Missy's jaw dropped, showing the pink lipstick that had smeared across her top two bleached-white teeth. Her eyes batted twice and, in doing so, unhinged the inside corner of the fake eyelash on her left eye. Dixie smiled, pointed discreetly to Missy's eye as if it were a secret only the two of them shared, and said, "You two probably need a few minutes. I'll come back."

Dixie walked off, and Rocco's eyes followed every seducing, shorts-hiking step. Missy, who had won his affection by playing the very same game, grabbed him by the dog collar and got a handful of carpet in the process. Mutt couldn't hear everything, but he did hear, "She'll never work here again." Rocco responded with a muffled and not so low "Uh-huh," but his eyes never left the waitress station where Dixie was rolling silverware. He unconsciously smiled when she looked his way and then licked the paper tab that fastened the napkin around the silverware.

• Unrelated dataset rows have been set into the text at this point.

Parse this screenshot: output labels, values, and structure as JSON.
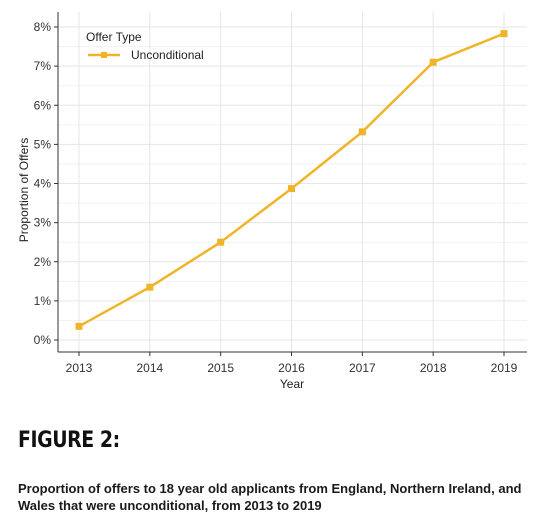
{
  "chart_data": {
    "type": "line",
    "x": [
      2013,
      2014,
      2015,
      2016,
      2017,
      2018,
      2019
    ],
    "series": [
      {
        "name": "Unconditional",
        "values": [
          0.35,
          1.35,
          2.5,
          3.87,
          5.32,
          7.1,
          7.83
        ]
      }
    ],
    "xlabel": "Year",
    "ylabel": "Proportion of Offers",
    "ylim": [
      0,
      8
    ],
    "y_ticks": [
      "0%",
      "1%",
      "2%",
      "3%",
      "4%",
      "5%",
      "6%",
      "7%",
      "8%"
    ],
    "x_ticks": [
      "2013",
      "2014",
      "2015",
      "2016",
      "2017",
      "2018",
      "2019"
    ],
    "legend_title": "Offer Type",
    "legend_position": "top-left",
    "grid": true,
    "colors": {
      "series": "#f0b429",
      "grid": "#e6e6e6",
      "axis": "#333333"
    }
  },
  "figure": {
    "heading": "FIGURE 2:",
    "caption": "Proportion of offers to 18 year old applicants from England, Northern Ireland, and Wales that were unconditional, from 2013 to 2019"
  }
}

While Missy chewed on her leash, Dixie returned and stood at the end of the table-this time a few inches closer to Rocco. Before Rocco had a chance to look up, Missy saw her chance, crunched up her face like a Boston terrier with a sinus infection, waved her hand over the porch toward the kitchen, and said, "You probably serve those nasty little grits, don't you?"

Without batting an eye, Dixie looked over each shoulder, leaned on the table, and whispered as if telling a wellkept secret, "It's really pretty simple. Years ago, somewhere down here, some corn farmer lost all his teeth and with them the ability to eat corn. So he just dried the corn, ground it into bits, boiled it into a soft, gummable mash, sprinkled it with salt and pepper, stirred in two tablespoons of butter, and called that `grits.' Minus butter, it's actually quite healthy. Now, truth is, there's nothing wrong with grits. They won't hurt you. And if you don't like them, that's fine with most Southerners. Just means more for us." She smiled and gently bumped Rocco in the shoulder with her hip. She wrinkled her nose, waved her hand across the table, and said, "But, honey, don't turn your nose up before you've had a plate. Most of us are eating sushi now and liking it, so anything's possible." Dixie looked out over the dock at the people fishing and said, "And I never thought I'd be eating bait." Dixie smiled at Rocco, dipped two fingers into his tea glass, pulled out a piece of ice, and stuck it in her mouth. She then tapped him on the end of the nose with the same wet finger.